Interactive Visualizations with plotly¶
ggplot2 is often combined with plotly to create interactive plots. This allows users to zoom, hover, and explore data in real time.
🔹 Example: Interactive ggplot2 Plot with plotly
install.packages("plotly")
also installing the dependencies ‘lazyeval’, ‘crosstalk’ Updating HTML index of packages in '.Library' Making 'packages.html' ... done
library(plotly)
# Create a ggplot object
p <- ggplot(mtcars, aes(x = hp, y = mpg)) +
geom_point(aes(color = factor(cyl)), size = 4) +
labs(title = "Horsepower vs Miles per Gallon")
# Convert ggplot object to interactive plotly plot
ggplotly(p)
Attaching package: ‘plotly’
The following object is masked from ‘package:ggplot2’:
last_plot
The following object is masked from ‘package:stats’:
filter
The following object is masked from ‘package:graphics’:
layout
This creates an interactive plot where users can hover over points to see details and zoom in/out.
Advanced Time Series Visualization¶
Visualizing time series data requires using specialized techniques, such as smoothing or seasonal decomposition.
🔹 Example: Time Series Plot with Smoothing
This plot uses geom_smooth() to display a smoothed time series trend, useful when working with fluctuating data over time.
# Create a time series plot using a date variable
ggplot(economics, aes(x = date, y = unemploy)) +
geom_line(color = "blue") + # Line plot
geom_smooth(method = "loess", color = "red", size = 1) + # LOESS smoothing line
labs(title = "Unemployment Rate Over Time")

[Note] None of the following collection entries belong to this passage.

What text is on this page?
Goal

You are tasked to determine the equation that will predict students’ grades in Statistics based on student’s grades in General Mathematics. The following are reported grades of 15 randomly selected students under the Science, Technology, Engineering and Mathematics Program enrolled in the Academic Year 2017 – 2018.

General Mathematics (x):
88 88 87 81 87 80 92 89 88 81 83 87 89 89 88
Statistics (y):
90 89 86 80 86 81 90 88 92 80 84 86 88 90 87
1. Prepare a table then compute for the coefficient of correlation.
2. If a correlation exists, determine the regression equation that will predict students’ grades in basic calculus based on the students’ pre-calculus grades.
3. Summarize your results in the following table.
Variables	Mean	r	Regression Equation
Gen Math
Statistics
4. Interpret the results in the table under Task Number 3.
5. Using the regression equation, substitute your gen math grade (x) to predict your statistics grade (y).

`geom_smooth()` using formula = 'y ~ x'
This visualization uses a smoothed curve to represent the trend in unemployment over time, making the underlying patterns more visible.
Ridgeline Plots¶
Ridgeline plots are great for visualizing the distribution of data across different groups, especially when you want to show the overlap between multiple distributions.
🔹 Example: Ridgeline Plot of mpg by Cylinders
install.packages("ggridges")
Updating HTML index of packages in '.Library' Making 'packages.html' ... done
library(ggridges)
# Create a ridgeline plot
ggplot(mtcars, aes(x = mpg, y = factor(cyl), fill = factor(cyl))) +
geom_density_ridges() +
scale_fill_viridis_d() + # Color scale
labs(title = "Ridgeline Plot of mpg by Cylinders")

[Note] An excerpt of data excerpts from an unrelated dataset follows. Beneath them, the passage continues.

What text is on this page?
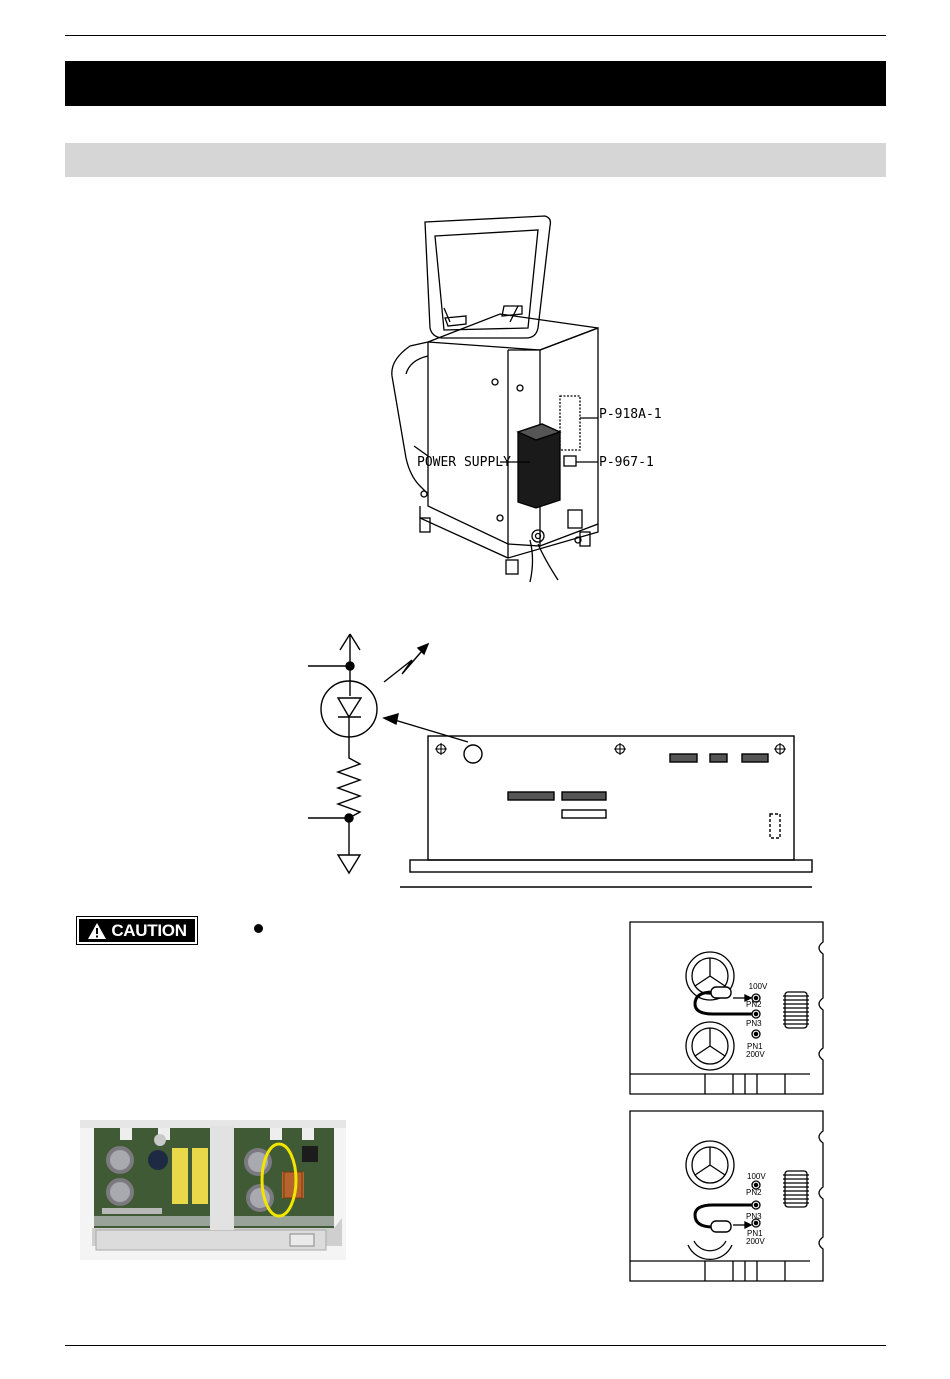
P-918A-1
P-967-1
POWER SUPPLY
CAUTION
100V
PN2
PN3
PN1
200V
100V
PN2
PN3
PN1
200V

Picking joint bandwidth of 1.38
This ridgeline plot shows the distribution of mpg for each cylinder group in mtcars, with overlapping density curves.
Custom Geoms¶
You can also create your own custom ggplot geoms by using the geom_raster() or geom_segment() functions for more specialized plotting.
🔹 Example: Customizing with geom_segment()
# Create custom segment plot
ggplot(mtcars, aes(x = hp, y = mpg)) +
geom_segment(aes(xend = hp + 10, yend = mpg + 5), arrow = arrow(type = "open")) + # Custom segments with arrows
labs(title = "Custom Segment Plot")
This plot uses custom segments with arrows to represent changes or relationships between the hp and mpg variables.